The Schema Is Smaller

The DMS edfi schema has approximately 25% fewer tables than ODS. The reduction comes from flattening one-to-one sub-objects into their parent aggregate root. Where ODS modeled AssessmentContentStandard as a separate table joined to Assessment, DMS folds those columns directly onto the Assessment row with a consistent prefix (e.g., ContentStandardTitle, ContentStandardBeginDate).

The motivation is alignment with how the API actually works. An Assessment resource is a single API document. It does not have a separate "content standard" resource. The ODS representation of this as a separate table was a normalization artifact; DMS collapses it to match the API's document boundary. The result is a schema where aggregate root rows more directly correspond to the API resource they represent.

A Centralized Document Registry

DMS introduces a dms schema containing the infrastructure tables that support the new design. Three of these are architecturally significant:

dms.Document is a universal registry of every resource instance in the database. Every edfi table's DocumentId is a foreign key to dms.Document. This table holds the resource UUID, created and last-modified timestamps, version counters, and resource type. Metadata that ODS scattered as columns on every individual edfi table is centralized here.

dms.DocumentCache stores a pre-serialized JSON document for every resource. When populated, it allows the API to serve GET responses from a single row rather than reconstructing the document from a multi-table join at query time.

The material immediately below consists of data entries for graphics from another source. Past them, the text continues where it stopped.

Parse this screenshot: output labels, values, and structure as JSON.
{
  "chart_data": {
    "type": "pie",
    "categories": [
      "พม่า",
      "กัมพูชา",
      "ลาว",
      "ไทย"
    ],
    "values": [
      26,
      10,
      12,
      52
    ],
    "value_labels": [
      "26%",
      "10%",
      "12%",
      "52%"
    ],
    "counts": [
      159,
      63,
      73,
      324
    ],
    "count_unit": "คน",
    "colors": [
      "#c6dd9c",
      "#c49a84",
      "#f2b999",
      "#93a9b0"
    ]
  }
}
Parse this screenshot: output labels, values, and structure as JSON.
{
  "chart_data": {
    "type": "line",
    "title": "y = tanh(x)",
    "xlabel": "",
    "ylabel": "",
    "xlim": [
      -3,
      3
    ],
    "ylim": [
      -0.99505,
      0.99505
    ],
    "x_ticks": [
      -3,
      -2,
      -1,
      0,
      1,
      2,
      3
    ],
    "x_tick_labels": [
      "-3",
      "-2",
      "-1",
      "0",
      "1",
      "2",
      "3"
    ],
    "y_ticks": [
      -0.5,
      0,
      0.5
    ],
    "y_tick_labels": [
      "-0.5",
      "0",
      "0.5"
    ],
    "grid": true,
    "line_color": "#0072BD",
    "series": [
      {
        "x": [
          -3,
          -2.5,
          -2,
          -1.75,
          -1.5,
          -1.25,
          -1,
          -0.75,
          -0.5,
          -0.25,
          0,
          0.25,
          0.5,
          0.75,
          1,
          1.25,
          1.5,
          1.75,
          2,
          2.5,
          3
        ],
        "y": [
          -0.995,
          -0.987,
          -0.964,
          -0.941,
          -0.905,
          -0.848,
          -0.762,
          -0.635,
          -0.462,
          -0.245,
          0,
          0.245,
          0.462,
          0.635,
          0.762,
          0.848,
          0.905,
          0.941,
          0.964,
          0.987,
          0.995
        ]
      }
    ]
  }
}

dms.ReferentialIdentity stores the UUIDv5 hash of each resource's natural key alongside its DocumentId. This allows DMS to resolve any natural key to its owning document without scanning resource tables, and ensures that references remain consistent when natural keys change.

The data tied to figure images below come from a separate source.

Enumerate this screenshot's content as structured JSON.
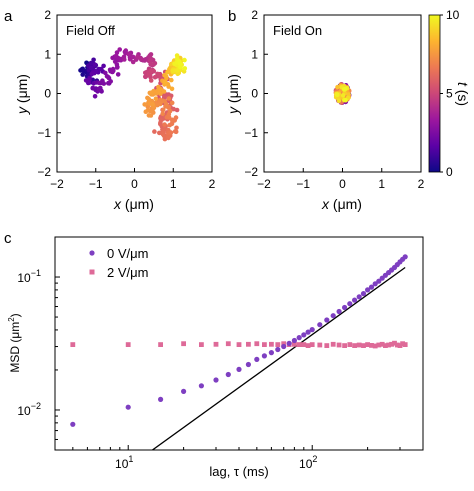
{
  "panels": {
    "a": {
      "panel_label": "a",
      "annotation": "Field Off",
      "xlabel_italic": "x",
      "xlabel_unit": " (μm)",
      "ylabel_italic": "y",
      "ylabel_unit": " (μm)"
    },
    "b": {
      "panel_label": "b",
      "annotation": "Field On",
      "xlabel_italic": "x",
      "xlabel_unit": " (μm)",
      "ylabel_italic": "y",
      "ylabel_unit": " (μm)",
      "colorbar_label_italic": "t",
      "colorbar_label_unit": " (s)",
      "colorbar_ticks": [
        "10",
        "5",
        "0"
      ]
    },
    "c": {
      "panel_label": "c",
      "xlabel": "lag, τ (ms)",
      "ylabel_main": "MSD (μm",
      "ylabel_sup": "2",
      "ylabel_end": ")",
      "legend": [
        "0 V/μm",
        "2 V/μm"
      ]
    }
  },
  "colors": {
    "colormap": [
      "#0d0887",
      "#5c01a6",
      "#9c179e",
      "#cc4778",
      "#ed7953",
      "#fdb42f",
      "#f0f921"
    ],
    "series_0V": "#7e3fc1",
    "series_2V": "#de6a98",
    "fit_line": "#000000"
  },
  "chart_data": [
    {
      "type": "scatter",
      "panel": "a",
      "title": "Field Off",
      "xlim": [
        -2,
        2
      ],
      "ylim": [
        -2,
        2
      ],
      "xticks": [
        -2,
        -1,
        0,
        1,
        2
      ],
      "yticks": [
        -2,
        -1,
        0,
        1,
        2
      ],
      "color_by": "t (s)",
      "color_range": [
        0,
        10
      ],
      "trajectory": [
        {
          "x": -1.2,
          "y": 0.7,
          "t": 0.0
        },
        {
          "x": -1.3,
          "y": 0.55,
          "t": 0.4
        },
        {
          "x": -1.05,
          "y": 0.45,
          "t": 0.8
        },
        {
          "x": -1.1,
          "y": 0.75,
          "t": 1.2
        },
        {
          "x": -0.9,
          "y": 0.6,
          "t": 1.6
        },
        {
          "x": -1.15,
          "y": 0.35,
          "t": 1.9
        },
        {
          "x": -1.0,
          "y": 0.0,
          "t": 2.2
        },
        {
          "x": -0.75,
          "y": 0.3,
          "t": 2.5
        },
        {
          "x": -0.55,
          "y": 0.55,
          "t": 2.8
        },
        {
          "x": -0.5,
          "y": 0.85,
          "t": 3.1
        },
        {
          "x": -0.25,
          "y": 1.0,
          "t": 3.4
        },
        {
          "x": -0.05,
          "y": 0.95,
          "t": 3.7
        },
        {
          "x": 0.2,
          "y": 0.85,
          "t": 4.0
        },
        {
          "x": 0.4,
          "y": 0.92,
          "t": 4.3
        },
        {
          "x": 0.45,
          "y": 0.65,
          "t": 4.6
        },
        {
          "x": 0.3,
          "y": 0.45,
          "t": 4.8
        },
        {
          "x": 0.55,
          "y": 0.55,
          "t": 5.0
        },
        {
          "x": 0.75,
          "y": 0.4,
          "t": 5.2
        },
        {
          "x": 0.6,
          "y": 0.1,
          "t": 5.4
        },
        {
          "x": 0.85,
          "y": -0.1,
          "t": 5.6
        },
        {
          "x": 0.95,
          "y": -0.4,
          "t": 5.8
        },
        {
          "x": 0.7,
          "y": -0.65,
          "t": 6.0
        },
        {
          "x": 0.65,
          "y": -0.95,
          "t": 6.2
        },
        {
          "x": 0.8,
          "y": -1.1,
          "t": 6.4
        },
        {
          "x": 1.0,
          "y": -0.95,
          "t": 6.6
        },
        {
          "x": 0.95,
          "y": -0.6,
          "t": 6.8
        },
        {
          "x": 0.85,
          "y": -0.3,
          "t": 7.0
        },
        {
          "x": 0.6,
          "y": -0.2,
          "t": 7.2
        },
        {
          "x": 0.45,
          "y": -0.45,
          "t": 7.4
        },
        {
          "x": 0.35,
          "y": -0.3,
          "t": 7.6
        },
        {
          "x": 0.5,
          "y": 0.0,
          "t": 7.8
        },
        {
          "x": 0.75,
          "y": 0.2,
          "t": 8.0
        },
        {
          "x": 0.9,
          "y": 0.45,
          "t": 8.3
        },
        {
          "x": 1.0,
          "y": 0.7,
          "t": 8.6
        },
        {
          "x": 1.15,
          "y": 0.9,
          "t": 8.9
        },
        {
          "x": 1.0,
          "y": 0.55,
          "t": 9.2
        },
        {
          "x": 1.2,
          "y": 0.6,
          "t": 9.5
        },
        {
          "x": 1.1,
          "y": 0.8,
          "t": 9.8
        },
        {
          "x": 1.25,
          "y": 0.75,
          "t": 10.0
        }
      ]
    },
    {
      "type": "scatter",
      "panel": "b",
      "title": "Field On",
      "xlim": [
        -2,
        2
      ],
      "ylim": [
        -2,
        2
      ],
      "xticks": [
        -2,
        -1,
        0,
        1,
        2
      ],
      "yticks": [
        -2,
        -1,
        0,
        1,
        2
      ],
      "color_by": "t (s)",
      "color_range": [
        0,
        10
      ],
      "cluster": {
        "center_x": 0.0,
        "center_y": 0.0,
        "spread_x": 0.18,
        "spread_y": 0.24,
        "t_range": [
          0,
          10
        ]
      }
    },
    {
      "type": "scatter",
      "panel": "c",
      "xlabel": "lag, τ (ms)",
      "ylabel": "MSD (μm²)",
      "xscale": "log",
      "yscale": "log",
      "xlim": [
        4,
        400
      ],
      "ylim": [
        0.005,
        0.2
      ],
      "xtick_labels": [
        "10^1",
        "10^2"
      ],
      "ytick_labels": [
        "10^-2",
        "10^-1"
      ],
      "legend_position": "top-left",
      "series": [
        {
          "name": "0 V/μm",
          "marker": "circle",
          "points": [
            [
              5,
              0.0078
            ],
            [
              10,
              0.0105
            ],
            [
              15,
              0.012
            ],
            [
              20,
              0.0138
            ],
            [
              25,
              0.0152
            ],
            [
              30,
              0.0168
            ],
            [
              35,
              0.0185
            ],
            [
              40,
              0.0202
            ],
            [
              45,
              0.022
            ],
            [
              50,
              0.024
            ],
            [
              55,
              0.0255
            ],
            [
              60,
              0.027
            ],
            [
              65,
              0.0285
            ],
            [
              70,
              0.03
            ],
            [
              75,
              0.0317
            ],
            [
              80,
              0.0333
            ],
            [
              85,
              0.035
            ],
            [
              90,
              0.0367
            ],
            [
              95,
              0.0385
            ],
            [
              100,
              0.0402
            ],
            [
              110,
              0.0438
            ],
            [
              120,
              0.0475
            ],
            [
              130,
              0.0512
            ],
            [
              140,
              0.055
            ],
            [
              150,
              0.059
            ],
            [
              160,
              0.063
            ],
            [
              170,
              0.067
            ],
            [
              180,
              0.071
            ],
            [
              190,
              0.075
            ],
            [
              200,
              0.08
            ],
            [
              210,
              0.084
            ],
            [
              220,
              0.089
            ],
            [
              230,
              0.093
            ],
            [
              240,
              0.098
            ],
            [
              250,
              0.103
            ],
            [
              260,
              0.108
            ],
            [
              270,
              0.113
            ],
            [
              280,
              0.118
            ],
            [
              290,
              0.124
            ],
            [
              300,
              0.13
            ],
            [
              310,
              0.136
            ],
            [
              320,
              0.142
            ]
          ]
        },
        {
          "name": "2 V/μm",
          "marker": "square",
          "points": [
            [
              5,
              0.031
            ],
            [
              10,
              0.031
            ],
            [
              15,
              0.031
            ],
            [
              20,
              0.0315
            ],
            [
              25,
              0.031
            ],
            [
              30,
              0.0312
            ],
            [
              35,
              0.0315
            ],
            [
              40,
              0.031
            ],
            [
              45,
              0.0312
            ],
            [
              50,
              0.0315
            ],
            [
              55,
              0.031
            ],
            [
              60,
              0.0312
            ],
            [
              65,
              0.031
            ],
            [
              70,
              0.0315
            ],
            [
              75,
              0.031
            ],
            [
              80,
              0.0312
            ],
            [
              85,
              0.031
            ],
            [
              90,
              0.031
            ],
            [
              95,
              0.0305
            ],
            [
              100,
              0.031
            ],
            [
              110,
              0.0308
            ],
            [
              120,
              0.0305
            ],
            [
              130,
              0.0312
            ],
            [
              140,
              0.0308
            ],
            [
              150,
              0.0305
            ],
            [
              160,
              0.031
            ],
            [
              170,
              0.0305
            ],
            [
              180,
              0.0308
            ],
            [
              190,
              0.0305
            ],
            [
              200,
              0.031
            ],
            [
              210,
              0.0306
            ],
            [
              220,
              0.0303
            ],
            [
              230,
              0.0308
            ],
            [
              240,
              0.0312
            ],
            [
              250,
              0.0305
            ],
            [
              260,
              0.0308
            ],
            [
              270,
              0.0312
            ],
            [
              280,
              0.0318
            ],
            [
              290,
              0.0308
            ],
            [
              300,
              0.0305
            ],
            [
              310,
              0.0315
            ],
            [
              320,
              0.031
            ]
          ]
        }
      ],
      "reference_line": {
        "x": [
          13,
          320
        ],
        "y": [
          0.0048,
          0.118
        ]
      }
    }
  ]
}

Triggers on every aggregate root table keep the DMS infrastructure tables in sync. Additional triggers for change tracking and authorization are planned but not covered in this document.

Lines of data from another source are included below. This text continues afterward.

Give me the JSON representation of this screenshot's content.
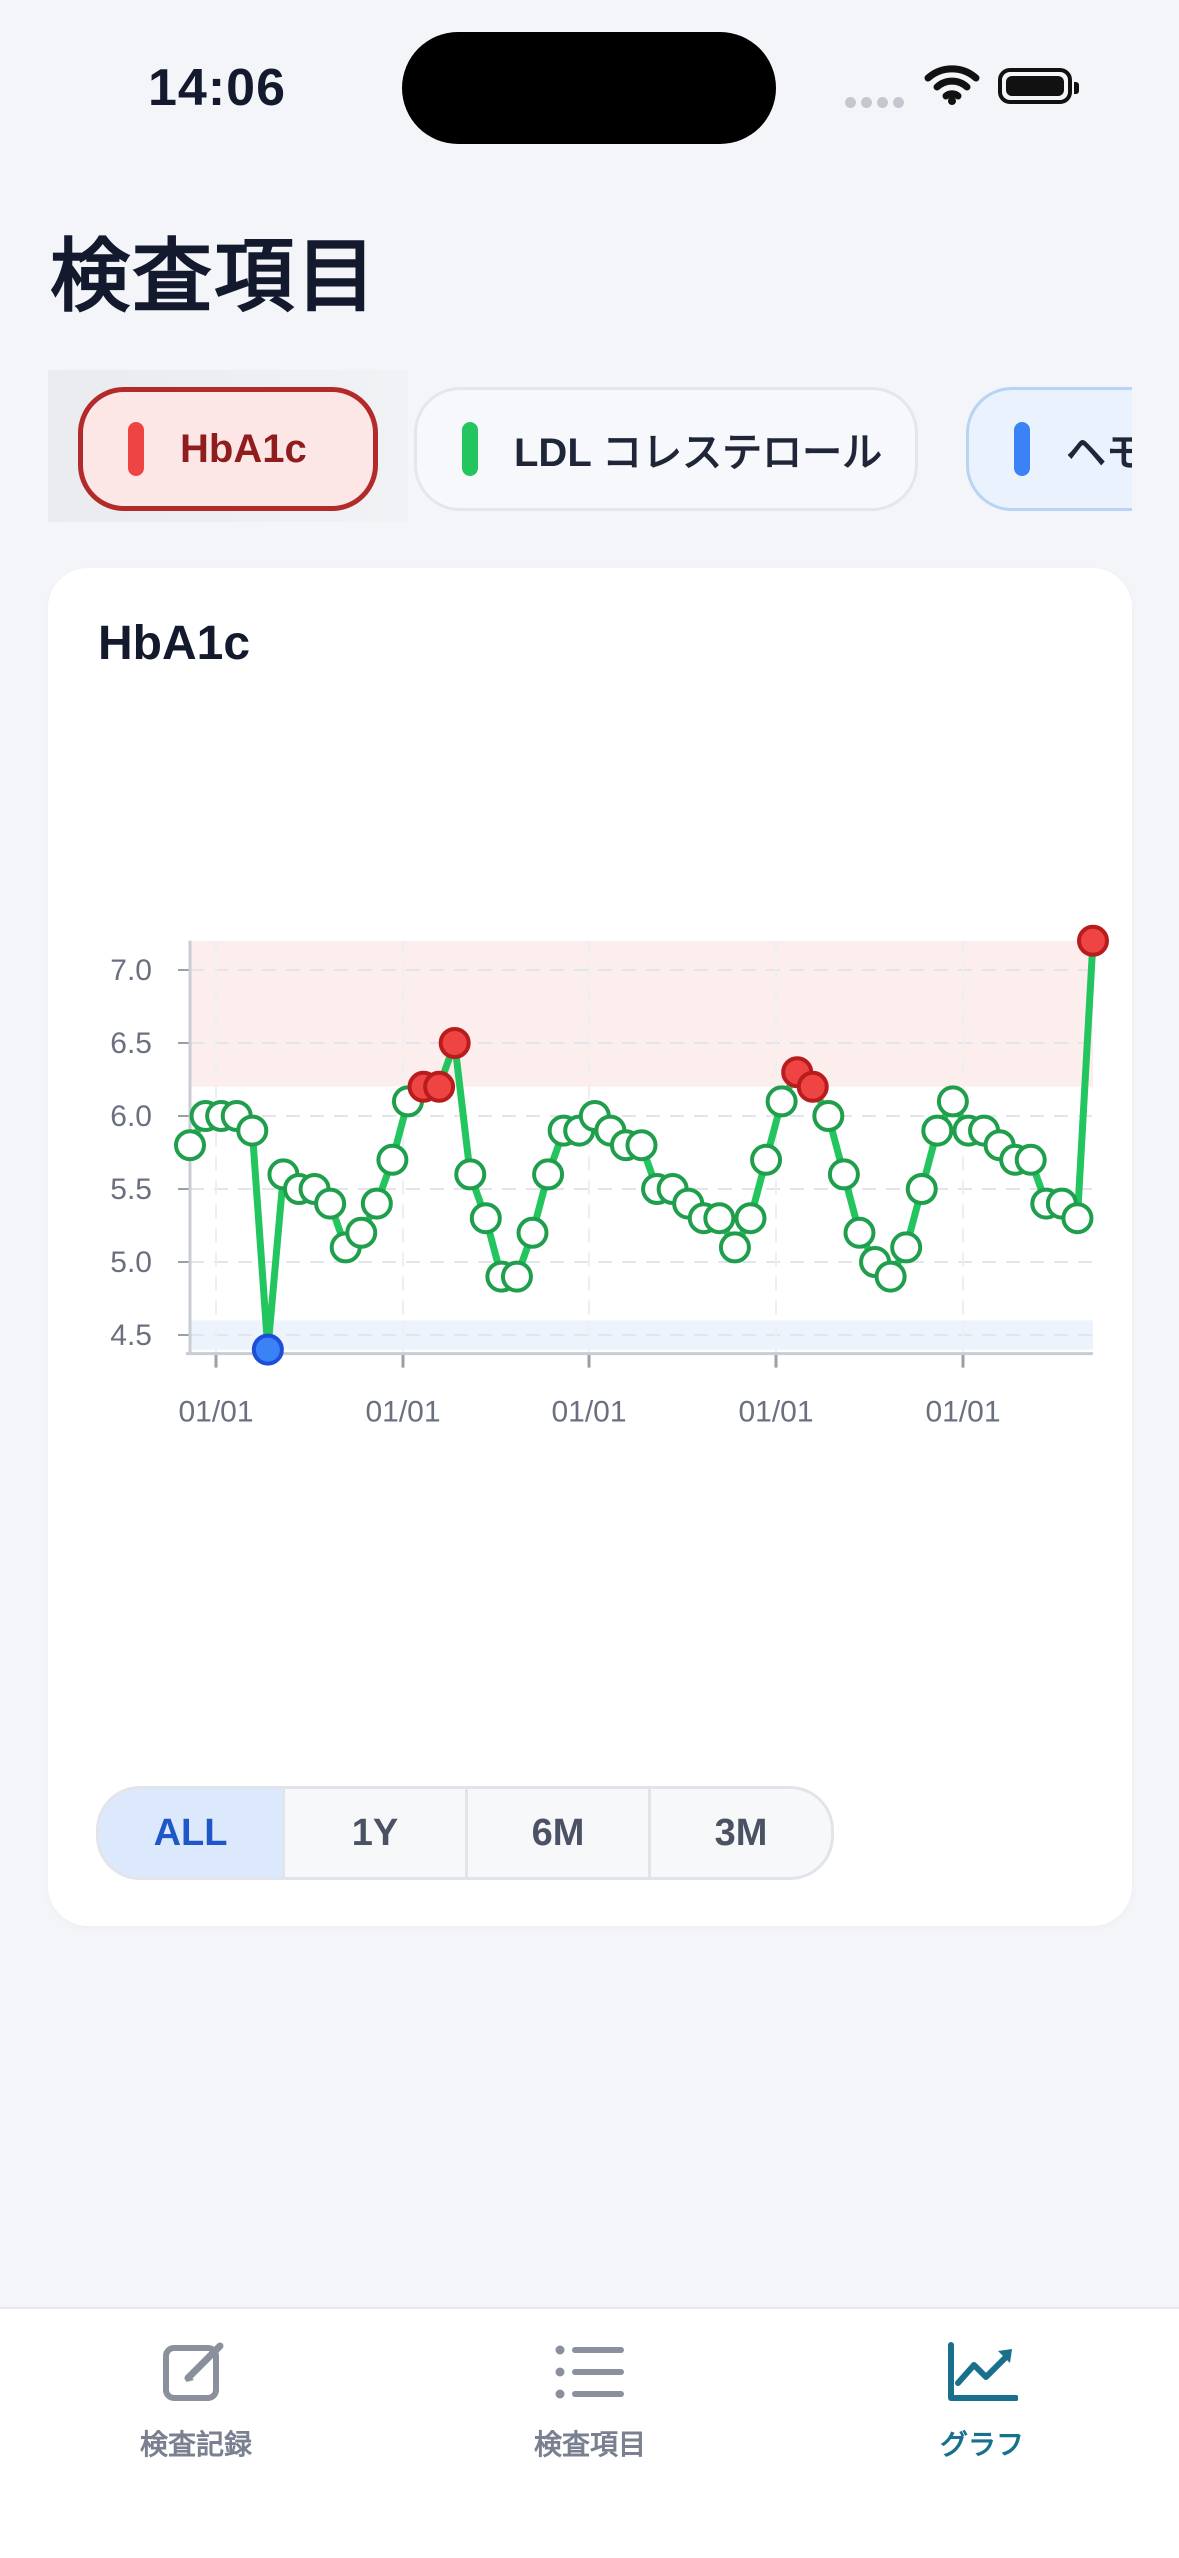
{
  "status": {
    "time": "14:06"
  },
  "header": {
    "title": "検査項目"
  },
  "chips": [
    {
      "label": "HbA1c",
      "color": "#ef4444",
      "active": true
    },
    {
      "label": "LDL コレステロール",
      "color": "#22c55e",
      "active": false
    },
    {
      "label": "ヘモ",
      "color": "#3b82f6",
      "active": false
    }
  ],
  "card": {
    "title": "HbA1c"
  },
  "chart_data": {
    "type": "line",
    "title": "HbA1c",
    "x_tick_labels": [
      "01/01",
      "01/01",
      "01/01",
      "01/01",
      "01/01"
    ],
    "y_ticks": [
      4.5,
      5.0,
      5.5,
      6.0,
      6.5,
      7.0
    ],
    "y_tick_labels": [
      "4.5",
      "5.0",
      "5.5",
      "6.0",
      "6.5",
      "7.0"
    ],
    "ylim": [
      4.4,
      7.2
    ],
    "high_band": [
      6.2,
      7.2
    ],
    "low_band": [
      4.4,
      4.6
    ],
    "series": [
      {
        "color": "#22c55e",
        "values": [
          5.8,
          6.0,
          6.0,
          6.0,
          5.9,
          4.4,
          5.6,
          5.5,
          5.5,
          5.4,
          5.1,
          5.2,
          5.4,
          5.7,
          6.1,
          6.2,
          6.2,
          6.5,
          5.6,
          5.3,
          4.9,
          4.9,
          5.2,
          5.6,
          5.9,
          5.9,
          6.0,
          5.9,
          5.8,
          5.8,
          5.5,
          5.5,
          5.4,
          5.3,
          5.3,
          5.1,
          5.3,
          5.7,
          6.1,
          6.3,
          6.2,
          6.0,
          5.6,
          5.2,
          5.0,
          4.9,
          5.1,
          5.5,
          5.9,
          6.1,
          5.9,
          5.9,
          5.8,
          5.7,
          5.7,
          5.4,
          5.4,
          5.3,
          7.2
        ]
      }
    ],
    "marker_colors": {
      "normal": "#ffffff",
      "high": "#ef4444",
      "low": "#3b82f6"
    },
    "grid": true
  },
  "range": {
    "options": [
      "ALL",
      "1Y",
      "6M",
      "3M"
    ],
    "selected": "ALL"
  },
  "tabs": [
    {
      "label": "検査記録",
      "icon": "edit-icon",
      "active": false
    },
    {
      "label": "検査項目",
      "icon": "list-icon",
      "active": false
    },
    {
      "label": "グラフ",
      "icon": "chart-icon",
      "active": true
    }
  ]
}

Performance and Storage Characteristics

The surrogate key design has clear performance benefits. Indexes on DocumentId columns are 8 bytes wide. Indexes on ODS natural key columns can be hundreds of bytes wide for string-heavy composite keys. Narrower indexes mean more entries per page, better buffer cache utilization, and faster scans.

Sub-table rows see the largest storage reduction. An ODS sub-table row must carry the full parent composite key; for a Section-related collection table, that can be 600 bytes or more of key columns before a single data column appears. The equivalent DMS collection row carries an 8-byte CollectionItemId primary key, an 8-byte {Root}_DocumentId root FK, and a 4-byte Ordinal, totaling 20 bytes of structural overhead regardless of how wide the parent's natural key is.

Write operations carry some additional overhead. Each insert to an edfi table requires a prior insert to dms.Document, then fires triggers that maintain dms.ReferentialIdentity and dms.Document versioning. A single resource insert touches multiple infrastructure tables.

The optional dms.DocumentCache imposes additional storage costs by storing a full JSON copy of every resource. Whether this cost is justified depends on the read patterns of the deployment and real-time event streaming for downstream consumers.

Conclusion

The move to surrogate keys, explicit identity management, and flattened aggregates reflects practical lessons learned from years of operating large ODS deployments, shaped directly by feedback from the Ed‑Fi community and real‑world implementation experience. These changes simplify joins, reduce operational overhead, and better align the database with an API‑first runtime.

DMS remains intentionally familiar. Its schema is relational, its constraints are explicit, and its behavior is predictable for teams experienced with the ODS. The differences are structural rather than conceptual. This is an evolution shaped by how the community builds and operates Ed‑Fi systems today, not a break from what has worked in the past.